Elle passe me chercher à midi et demi pour aller au restaurant. Dans la voiture, nous parlons principalement de mon état de santé, elle s'inquiète et je tente tant bien que mal de la rassurer en lui disant que c'est juste une période de bas, mais que ça va aller.

À table dans notre restaurant favori, celui qui a vu grand nombre de nos fous rires, le serveur vient prendre nos commandes. Je choisis un filet mignon sur son lit de pommes de terre. Julia me raconte ses péripéties au travail, pendant un instant j'oublie mes maux et ris de bon cœur avec elle. Je passe un très bon moment avec mon amie et le savoure. Après le dessert, nous prenons un petit café et la conversation dérive sur ma relation avec Henne. J'avoue que notre couple n'est pas dans ses meilleurs jours et que j'en suis la responsable.

— Ne dis pas ça, Sihane. Tu n'es pas responsable et il serait temps que Henne se bouge un peu, déclare-t-elle en me serrant la main.

— Si je n'étais pas aussi désagréable, il serait plus souvent à la maison, argumenté-je.

Julia grimace. Mes sourcils se froncent. Le visage de mon amie ne me dit rien qui vaille. Elle reprend la parole et m'informe que Lydia sème le doute dans l'esprit de mon mari.

— Il y a trois jours chez Josh, j'ai entendu cette peste dire à Henne qu'il devrait se méfier. Que si tu déclinais toutes ses invitations et si tu passais autant de temps sur ton téléphone, c'était sûrement au profit d'un autre homme. Tu penses bien que je suis montée au créneau...

Je suis choquée par cette révélation. La voix de mon amie s'efface, mon cœur se serre, les larmes me montent aux yeux. Mon mari, cet homme que je chéris le plus au monde, se fait embobiner par cette garce de Lydia. La déception m'envahit, comment peut-il croire une chose pareille? Comment peut-il douter de moi ? Un haut-le-cœur violent me prend, faisant taire Julia.
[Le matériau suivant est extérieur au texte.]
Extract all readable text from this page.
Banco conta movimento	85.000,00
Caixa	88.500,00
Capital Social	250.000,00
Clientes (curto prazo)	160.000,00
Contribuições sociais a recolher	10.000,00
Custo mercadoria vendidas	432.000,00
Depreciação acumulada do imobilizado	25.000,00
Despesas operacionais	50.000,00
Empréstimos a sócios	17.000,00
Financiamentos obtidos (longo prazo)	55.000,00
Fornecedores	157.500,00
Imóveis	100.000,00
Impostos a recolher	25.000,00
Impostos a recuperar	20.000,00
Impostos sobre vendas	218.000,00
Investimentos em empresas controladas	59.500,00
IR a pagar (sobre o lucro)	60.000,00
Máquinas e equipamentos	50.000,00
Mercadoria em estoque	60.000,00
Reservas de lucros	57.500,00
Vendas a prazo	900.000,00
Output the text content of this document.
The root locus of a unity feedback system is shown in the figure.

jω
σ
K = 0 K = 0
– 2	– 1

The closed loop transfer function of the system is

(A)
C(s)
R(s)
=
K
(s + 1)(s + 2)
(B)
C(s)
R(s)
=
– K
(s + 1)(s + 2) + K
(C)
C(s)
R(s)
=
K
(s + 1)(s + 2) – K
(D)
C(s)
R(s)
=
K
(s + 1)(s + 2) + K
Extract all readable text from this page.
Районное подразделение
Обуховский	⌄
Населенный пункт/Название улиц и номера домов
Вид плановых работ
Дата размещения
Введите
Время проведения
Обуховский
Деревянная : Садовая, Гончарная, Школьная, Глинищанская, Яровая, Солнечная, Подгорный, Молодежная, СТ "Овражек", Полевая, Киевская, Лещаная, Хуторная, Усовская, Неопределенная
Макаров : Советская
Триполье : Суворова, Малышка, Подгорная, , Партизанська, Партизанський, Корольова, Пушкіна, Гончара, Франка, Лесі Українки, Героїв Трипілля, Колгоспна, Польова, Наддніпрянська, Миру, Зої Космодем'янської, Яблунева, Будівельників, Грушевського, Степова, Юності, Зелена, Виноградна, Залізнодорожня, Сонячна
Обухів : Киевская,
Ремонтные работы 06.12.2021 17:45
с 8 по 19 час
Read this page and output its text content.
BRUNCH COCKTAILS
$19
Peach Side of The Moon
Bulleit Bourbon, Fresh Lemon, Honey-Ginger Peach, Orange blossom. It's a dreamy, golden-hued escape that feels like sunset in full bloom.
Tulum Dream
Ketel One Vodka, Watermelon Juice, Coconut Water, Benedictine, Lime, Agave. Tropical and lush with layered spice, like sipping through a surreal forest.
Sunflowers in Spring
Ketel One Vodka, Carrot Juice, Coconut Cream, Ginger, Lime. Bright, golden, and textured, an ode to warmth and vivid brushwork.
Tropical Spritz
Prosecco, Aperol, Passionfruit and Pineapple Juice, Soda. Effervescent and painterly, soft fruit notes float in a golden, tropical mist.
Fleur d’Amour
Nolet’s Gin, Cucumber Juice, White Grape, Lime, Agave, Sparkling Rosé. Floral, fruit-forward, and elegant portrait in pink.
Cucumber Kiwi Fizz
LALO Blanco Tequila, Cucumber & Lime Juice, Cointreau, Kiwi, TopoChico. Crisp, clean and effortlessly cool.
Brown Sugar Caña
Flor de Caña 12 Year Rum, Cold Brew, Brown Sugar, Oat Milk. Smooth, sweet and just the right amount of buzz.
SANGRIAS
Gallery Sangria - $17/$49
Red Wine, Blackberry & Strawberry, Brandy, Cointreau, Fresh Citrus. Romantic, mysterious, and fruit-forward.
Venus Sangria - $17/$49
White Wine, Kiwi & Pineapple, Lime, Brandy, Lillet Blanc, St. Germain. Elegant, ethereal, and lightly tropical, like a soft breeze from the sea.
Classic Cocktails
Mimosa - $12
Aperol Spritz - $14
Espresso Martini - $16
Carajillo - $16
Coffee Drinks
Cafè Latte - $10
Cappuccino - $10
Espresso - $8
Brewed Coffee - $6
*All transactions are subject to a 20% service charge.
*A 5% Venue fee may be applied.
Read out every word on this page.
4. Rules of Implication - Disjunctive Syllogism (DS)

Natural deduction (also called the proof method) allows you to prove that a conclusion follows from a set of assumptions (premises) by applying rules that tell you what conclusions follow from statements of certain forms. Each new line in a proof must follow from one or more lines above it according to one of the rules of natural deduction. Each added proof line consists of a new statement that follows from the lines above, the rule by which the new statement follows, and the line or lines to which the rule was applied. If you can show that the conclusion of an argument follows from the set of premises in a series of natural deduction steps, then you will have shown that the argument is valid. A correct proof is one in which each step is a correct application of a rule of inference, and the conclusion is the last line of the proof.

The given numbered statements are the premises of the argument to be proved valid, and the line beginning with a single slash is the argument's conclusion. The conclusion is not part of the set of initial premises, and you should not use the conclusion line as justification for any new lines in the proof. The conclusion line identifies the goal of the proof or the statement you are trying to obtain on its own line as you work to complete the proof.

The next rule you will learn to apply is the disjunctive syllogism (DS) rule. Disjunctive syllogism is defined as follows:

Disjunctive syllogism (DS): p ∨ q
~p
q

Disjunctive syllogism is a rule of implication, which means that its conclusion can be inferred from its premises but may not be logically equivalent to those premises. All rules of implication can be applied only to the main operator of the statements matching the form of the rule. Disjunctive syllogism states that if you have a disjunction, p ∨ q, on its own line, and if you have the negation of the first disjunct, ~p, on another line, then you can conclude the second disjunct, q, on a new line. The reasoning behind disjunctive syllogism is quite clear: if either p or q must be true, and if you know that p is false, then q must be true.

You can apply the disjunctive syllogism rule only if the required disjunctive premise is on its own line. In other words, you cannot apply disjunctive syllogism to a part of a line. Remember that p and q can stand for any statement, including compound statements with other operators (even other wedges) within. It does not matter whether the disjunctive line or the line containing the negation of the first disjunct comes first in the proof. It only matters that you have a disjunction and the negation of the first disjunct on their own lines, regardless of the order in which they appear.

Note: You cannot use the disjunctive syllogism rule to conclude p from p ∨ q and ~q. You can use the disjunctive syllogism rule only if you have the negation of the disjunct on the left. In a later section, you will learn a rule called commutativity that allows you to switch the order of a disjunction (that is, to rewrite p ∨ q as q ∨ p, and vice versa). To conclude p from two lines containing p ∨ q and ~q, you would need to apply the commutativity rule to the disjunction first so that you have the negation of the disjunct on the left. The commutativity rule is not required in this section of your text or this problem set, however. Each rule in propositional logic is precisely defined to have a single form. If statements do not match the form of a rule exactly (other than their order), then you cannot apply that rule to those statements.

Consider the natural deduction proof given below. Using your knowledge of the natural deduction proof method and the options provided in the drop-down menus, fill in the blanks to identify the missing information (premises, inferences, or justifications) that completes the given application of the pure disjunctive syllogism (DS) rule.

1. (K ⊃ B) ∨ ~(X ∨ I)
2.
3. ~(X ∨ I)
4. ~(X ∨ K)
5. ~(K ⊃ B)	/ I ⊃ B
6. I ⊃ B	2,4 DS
— Sihane, ça va ? demande-t-elle en alerte.

Une douleur vive me vrille les reins, c'est insupportable. Ma vue se trouble et noircit, un vertige s'empare de moi, puis c'est le trou noir.

Des secousses me ramènent à moi. J'ouvre lentement les yeux, aveuglée par la lumière au-dessus de moi, je les plisse et observe l'endroit où je me trouve. Une ambulance. Une jeune femme se penche vers mon corps, elle doit avoir mon âge, ses longs cheveux noirs tombent en cascade sur l'avant de son corps et une mèche effleure mon visage. Elle la repousse et sourit confuse. Elle ouvre la bouche et me demande :

— Comment allez-vous, Madame ?

— J'ai mal partout, réponds-je la bouche pâteuse.

Elle sourit à nouveau.

— C'est normal, vous avez chuté de votre chaise en vous évanouissant, m'annonce-t-elle de sa voix douce et rassurante.

Le rappel de l'événement me ramène immédiatement à Julia.

— Mon amie ? Où est-elle ?

— Elle nous suit en voiture, elle ne pouvait pas monter avec nous.

Je hoche la tête et l'ambulancière reprend :

— Ça vous arrive souvent, ces malaises ?

— Pas aussi violent, mais ces derniers temps, je suis sujette à quelques vertiges.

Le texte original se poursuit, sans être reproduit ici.